Chuck D: ‘Bringing rap to the UK was our British invasion’
The founder of Public Enemy answers your questions on the future of hip-hop, police harrassment and whether he has ever ridden on an ostrich
When did you last see Terminator X and has he ever let you ride on one of the ostriches on his ostrich farm? Grimpeurs
Public Enemy does a conference Zoom call every two weeks, so, yeah, I still speak to him once in a while. I’ve eaten ostrich in South Africa years ago. But, no. It wasn’t an ostrich farm anyway, it was an emu farm, and it was destroyed by a hurricane in the late 90s or early 00s. This just shows you how digital news never goes away. It’s like radiation. That’s why we have to watch it with news, because they’re still saying Terminator X has his ostrich farm, and no matter how many times we refute it, this same dumb-ass question comes up. It’s no one’s fault: it just shows how far we’ve got [to go] to get the space junk out of orbit, bro.

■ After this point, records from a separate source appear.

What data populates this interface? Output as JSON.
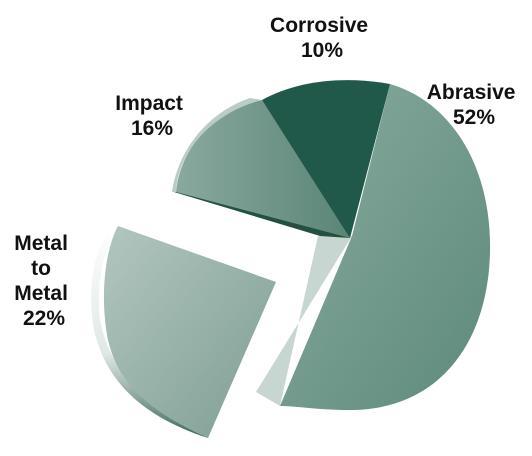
{
  "chart_data": {
    "type": "pie",
    "style": "3d-exploded",
    "categories": [
      "Abrasive",
      "Metal to Metal",
      "Impact",
      "Corrosive"
    ],
    "values": [
      52,
      22,
      16,
      10
    ],
    "value_labels": [
      "52%",
      "22%",
      "16%",
      "10%"
    ],
    "label_lines": [
      [
        "Abrasive",
        "52%"
      ],
      [
        "Metal",
        "to",
        "Metal",
        "22%"
      ],
      [
        "Impact",
        "16%"
      ],
      [
        "Corrosive",
        "10%"
      ]
    ],
    "exploded": [
      "Metal to Metal"
    ],
    "colors": {
      "Abrasive": {
        "top": "#6f9a8c",
        "side": "#c7d6d0"
      },
      "Metal to Metal": {
        "top": "#95b0a6",
        "side": "#eef3f1"
      },
      "Impact": {
        "top": "#5f8c7c",
        "side": "#2f5e4f"
      },
      "Corrosive": {
        "top": "#20584a",
        "side": "#123e33"
      }
    }
  }
}
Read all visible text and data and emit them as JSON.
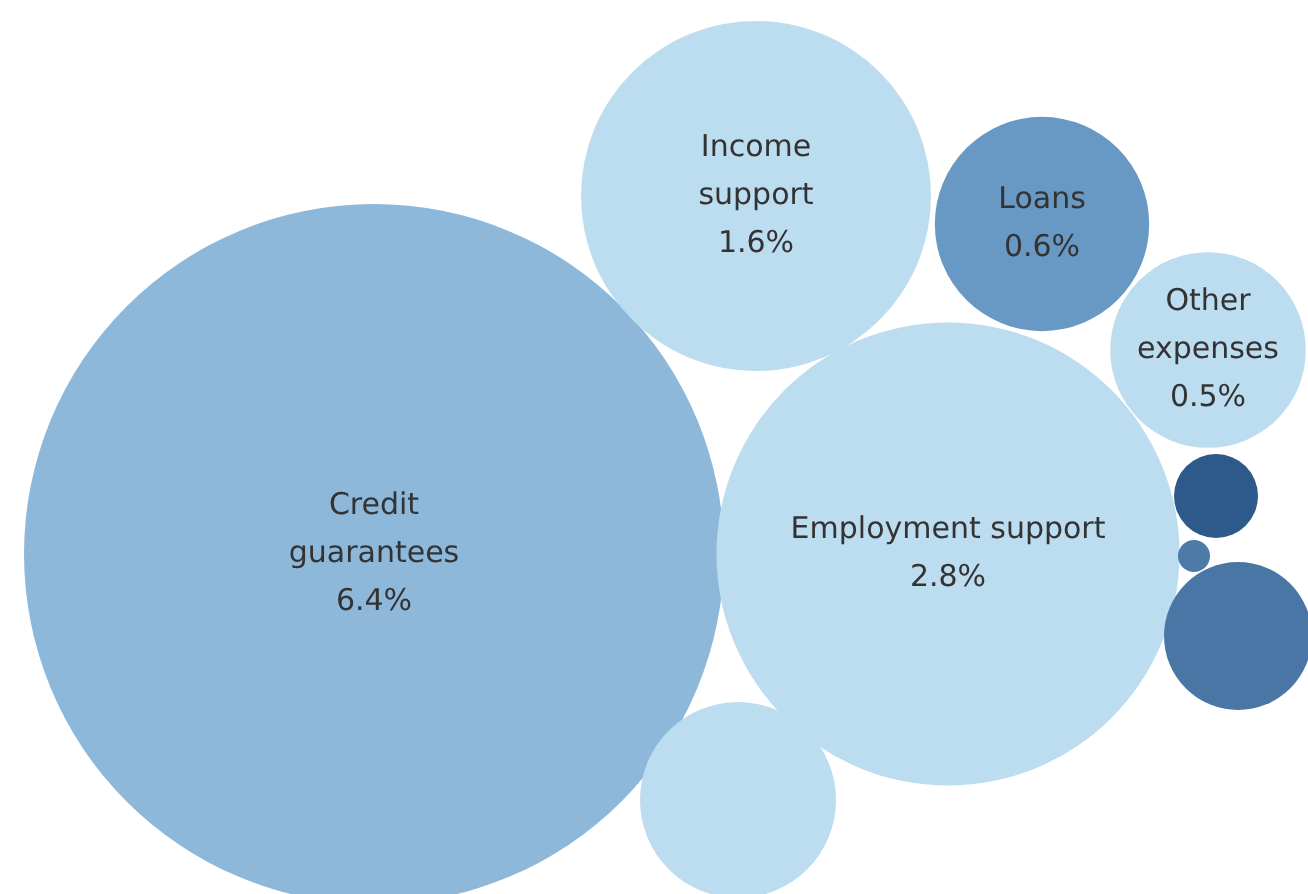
{
  "chart_data": {
    "type": "other",
    "categories": [
      "Credit guarantees",
      "Income support",
      "Loans",
      "Other expenses",
      "Employment support"
    ],
    "values": [
      6.4,
      1.6,
      0.6,
      0.5,
      2.8
    ],
    "value_labels": [
      "6.4%",
      "1.6%",
      "0.6%",
      "0.5%",
      "2.8%"
    ],
    "colors": [
      "#8db8da",
      "#bcdcf0",
      "#6898c4",
      "#bcdcf0",
      "#bcdcf0"
    ]
  }
}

The music you made in the 80s still sounds vital and fresh, like it was made yesterday. Of today’s hip-hop artists, who do you think will still be talked about in 35 years, and what current artists inspire you? Hhhhssss
There’s so many, it’s hard to choose. I play a lot of these artists on my radio show on Rapstation: Skyzoo, Substantial, Lazarus – who’s also a doctor – to name a few. One of my reasons for doing the Fight the Power documentary for the BBC is to let people know the world of hip-hop is as deep as jazz. I think the future of hip-hop and rap is Africa, with artists such as Sampa the Great. In fact, women play a large part in hip-hop worldwide. They’re not taking any slack, either; they’re coming hard: at least 33% of the worldwide hip-hop output is from women, and that’s great.